Le thème du retour à l’une « des rares villes où il est possible de se perdre, complètement, pour toujours »,écrivait Villoro à propos de Mexico (Le maître du miroir,2001), est aussi le déclencheur de la mise à l’épreuve de l’identité et de la culture dans la chute atemporelle de Tenochtitlán imaginée par Gustavo Sainz (1940-) dans Sentences (2005), roman pour lequel l’auteur a obtenu le prix Québec-Mexique. Comme Homero Aridjis, dont il est également question dans un article signé par Mauricio Segura, Sainz fait partie de cette génération de romanciers qui a suivi de près, avec plus de discrétion sur la scène internationale, celle du boom latino-américain auquel appartenait Carlos Fuentes qui, comme le précisait José Donoso, aurait pu affirmer sans ambages : le boom, c’est moi.
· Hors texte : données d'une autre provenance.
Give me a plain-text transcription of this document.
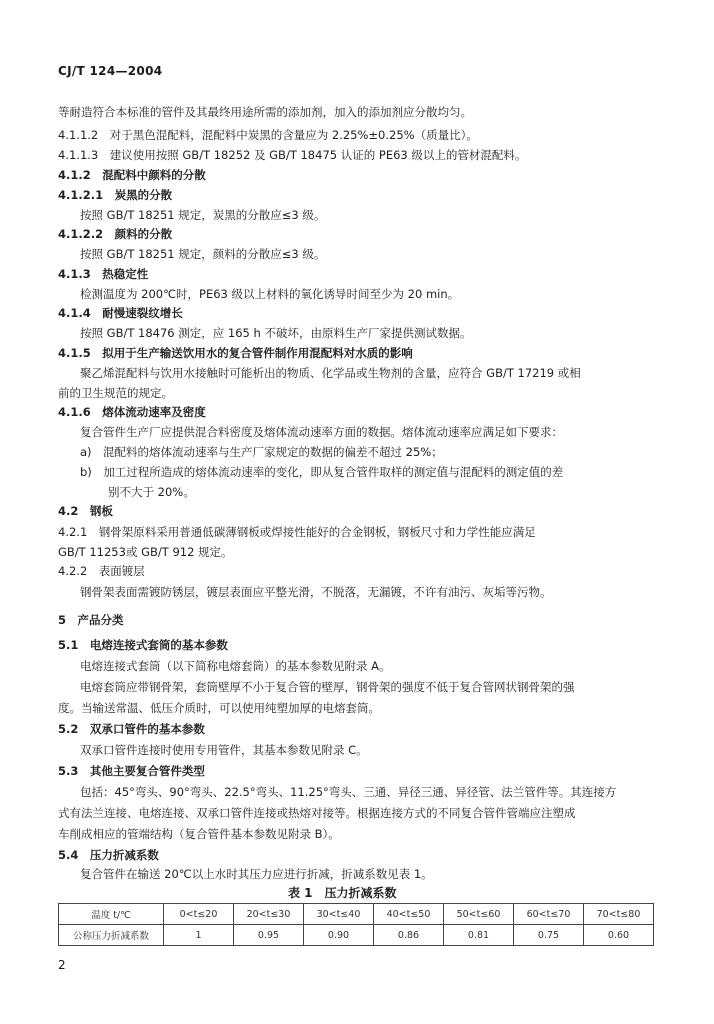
CJ/T 124—2004
等耐造符合本标准的管件及其最终用途所需的添加剂，加入的添加剂应分散均匀。
4.1.1.2　对于黑色混配料，混配料中炭黑的含量应为 2.25%±0.25%（质量比）。
4.1.1.3　建议使用按照 GB/T 18252 及 GB/T 18475 认证的 PE63 级以上的管材混配料。
4.1.2　混配料中颜料的分散
4.1.2.1　炭黑的分散
按照 GB/T 18251 规定，炭黑的分散应≤3 级。
4.1.2.2　颜料的分散
按照 GB/T 18251 规定，颜料的分散应≤3 级。
4.1.3　热稳定性
检测温度为 200℃时，PE63 级以上材料的氧化诱导时间至少为 20 min。
4.1.4　耐慢速裂纹增长
按照 GB/T 18476 测定，应 165 h 不破坏，由原料生产厂家提供测试数据。
4.1.5　拟用于生产输送饮用水的复合管件制作用混配料对水质的影响
聚乙烯混配料与饮用水接触时可能析出的物质、化学品或生物剂的含量，应符合 GB/T 17219 或相
前的卫生规范的规定。
4.1.6　熔体流动速率及密度
复合管件生产厂应提供混合料密度及熔体流动速率方面的数据。熔体流动速率应满足如下要求：
a)　混配料的熔体流动速率与生产厂家规定的数据的偏差不超过 25%；
b)　加工过程所造成的熔体流动速率的变化，即从复合管件取样的测定值与混配料的测定值的差
别不大于 20%。
4.2　钢板
4.2.1　钢骨架原料采用普通低碳薄钢板或焊接性能好的合金钢板，钢板尺寸和力学性能应满足
GB/T 11253或 GB/T 912 规定。
4.2.2　表面镀层
钢骨架表面需镀防锈层，镀层表面应平整光滑，不脱落，无漏镀，不许有油污、灰垢等污物。
5　产品分类
5.1　电熔连接式套筒的基本参数
电熔连接式套筒（以下简称电熔套筒）的基本参数见附录 A。
电熔套筒应带钢骨架，套筒壁厚不小于复合管的壁厚，钢骨架的强度不低于复合管网状钢骨架的强
度。当输送常温、低压介质时，可以使用纯塑加厚的电熔套筒。
5.2　双承口管件的基本参数
双承口管件连接时使用专用管件，其基本参数见附录 C。
5.3　其他主要复合管件类型
包括：45°弯头、90°弯头、22.5°弯头、11.25°弯头、三通、异径三通、异径管、法兰管件等。其连接方
式有法兰连接、电熔连接、双承口管件连接或热熔对接等。根据连接方式的不同复合管件管端应注塑成
车削成相应的管端结构（复合管件基本参数见附录 B）。
5.4　压力折减系数
复合管件在输送 20℃以上水时其压力应进行折减，折减系数见表 1。
温度 t/℃	0<t≤20	20<t≤30	30<t≤40	40<t≤50	50<t≤60	60<t≤70	70<t≤80
公称压力折减系数	1	0.95	0.90	0.86	0.81	0.75	0.60
表 1　压力折减系数
2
Au moment même de conclure la présente introduction, Fuentes publiait d’ailleurs Le siège de l’aigle, second roman du « Temps politique » amorcé avec La Tête de l’hydre (1978) qui s’inscrit dans le projet global de « l’Âge du Temps » comprenant les publications passées et encore à venir de vingt-huit titres au total. Tout en rendant hommage au créateur qui n’a cessé de renouveler l’expérience formelle d’un livre à l’autre, le romancier Louis Hamelin affûte son point de vue dans un style polémique pour remettre en cause quelques présupposés qui sous-tendent l’analyse faite de la politique étatsunienne par l’essayiste dans Contre Bush. Restent les grands absents, dont Sergio Pitol, lauréat en 2005 du prix littéraire Cervantes (certains de ces livres étant déjà parus aux éditions Gallimard et Les Allusif). Sans prétendre faire un portrait de la culture et de la littérature mexicaines, nous avons toutefois cherché à rendre compte de son inventivité à travers quelques exemples qui, tels les figures mobiles de l’artiste Iker Vicente ponctuant ce dossier, forment« de façon fragmentaire un ensemble de possibilités ».